The thief happened to be a schoolmaster, and the incident made it impossible for educated men to exert their influence any longer. We had to sit and listen for days to jeers at the morality of the educated classes. The German soldier, unlike the Russian, makes no fine distinctions about not stealing from comrades. This same schoolmaster stole all my sugar once, and as his appetite was insatiable, he ate it up in a single night. Other “Kameraden” at various times relieved me of my towels and soap. Not that they desired a wash. They stole these things only to sell them again to educated men in the other trucks. Captivity mercifully numbs a prisoner’s senses, and few things hurt. But the misery of continual association with companions of this kind tells upon a man as certainly as pain.
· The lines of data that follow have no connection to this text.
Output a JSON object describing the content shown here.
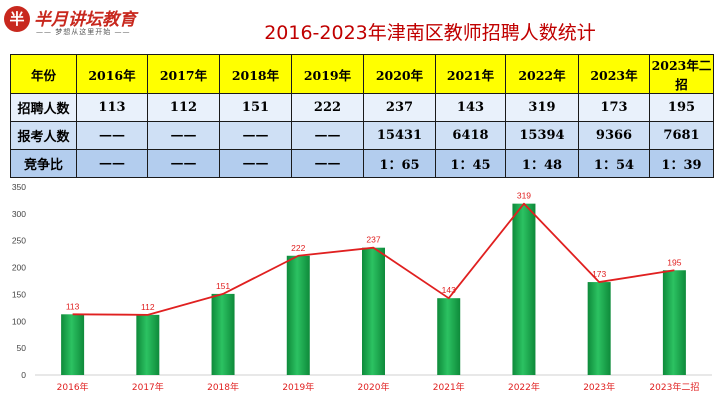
{
  "brand": {
    "logo_mark": "半",
    "name": "半月讲坛教育",
    "slogan": "—— 梦想从这里开始 ——"
  },
  "title": "2016-2023年津南区教师招聘人数统计",
  "table": {
    "header": [
      "年份",
      "2016年",
      "2017年",
      "2018年",
      "2019年",
      "2020年",
      "2021年",
      "2022年",
      "2023年",
      "2023年二招"
    ],
    "rows": [
      {
        "label": "招聘人数",
        "cells": [
          "113",
          "112",
          "151",
          "222",
          "237",
          "143",
          "319",
          "173",
          "195"
        ]
      },
      {
        "label": "报考人数",
        "cells": [
          "——",
          "——",
          "——",
          "——",
          "15431",
          "6418",
          "15394",
          "9366",
          "7681"
        ]
      },
      {
        "label": "竞争比",
        "cells": [
          "——",
          "——",
          "——",
          "——",
          "1：65",
          "1：45",
          "1：48",
          "1：54",
          "1：39"
        ]
      }
    ]
  },
  "chart_data": {
    "type": "bar",
    "categories": [
      "2016年",
      "2017年",
      "2018年",
      "2019年",
      "2020年",
      "2021年",
      "2022年",
      "2023年",
      "2023年二招"
    ],
    "series": [
      {
        "values": [
          113,
          112,
          151,
          222,
          237,
          143,
          319,
          173,
          195
        ],
        "render": "bar",
        "color": "#1aa84a"
      },
      {
        "values": [
          113,
          112,
          151,
          222,
          237,
          143,
          319,
          173,
          195
        ],
        "render": "line",
        "color": "#e02020"
      }
    ],
    "data_labels": [
      "113",
      "112",
      "151",
      "222",
      "237",
      "143",
      "319",
      "173",
      "195"
    ],
    "yticks": [
      "0",
      "50",
      "100",
      "150",
      "200",
      "250",
      "300",
      "350"
    ],
    "ylim": [
      0,
      350
    ],
    "grid": false,
    "title": "",
    "xlabel": "",
    "ylabel": ""
  }
}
Indeed, I do not think it possible to paint the horror of this journey. Hunger, dirt, and lice—that was the burden of our thoughts. I did not get a bath or an exchange of linen between September 11 and December 9. And even in September I had been laughed at as a mad Englishman for plunging into the cold river. Once I paid a rouble for hot water; but when the soldiers understood that I was going to waste it on a bath they commandeered it for their tea. We could keep our hands and faces fairly clean—if only by washing in the snow by the side of the railway. But our working-men never troubled, and our particular part of the transport was so dirty that the others called us the “Nigger Minstrels.” We could not even get them to sweep the truck out periodically, but they used to let the dirt accumulate from week to week.

VERMIN

And then the lice. I shall never forget the first one I discovered on my collar-band. The horror of that moment never diminished, familiarity only bred deeper disgust. Every day we took off all our clothing and searched it; towards the end it was necessary to do so three or four times a day. We never found less than a hundred lice at a search. Verminousness breaks a man’s spirit more completely than any other affliction; he loathes himself, and from self-loathing quickly falls into despondency and despair. Besides, we all knew that the louse was the carrier of that dread disease, hemorrhagic typhus, of whose ravages we had heard so much. Considering that the whole transport was in the same condition with regard to lice as ourselves, it is a wonder that no disease broke out on the journey.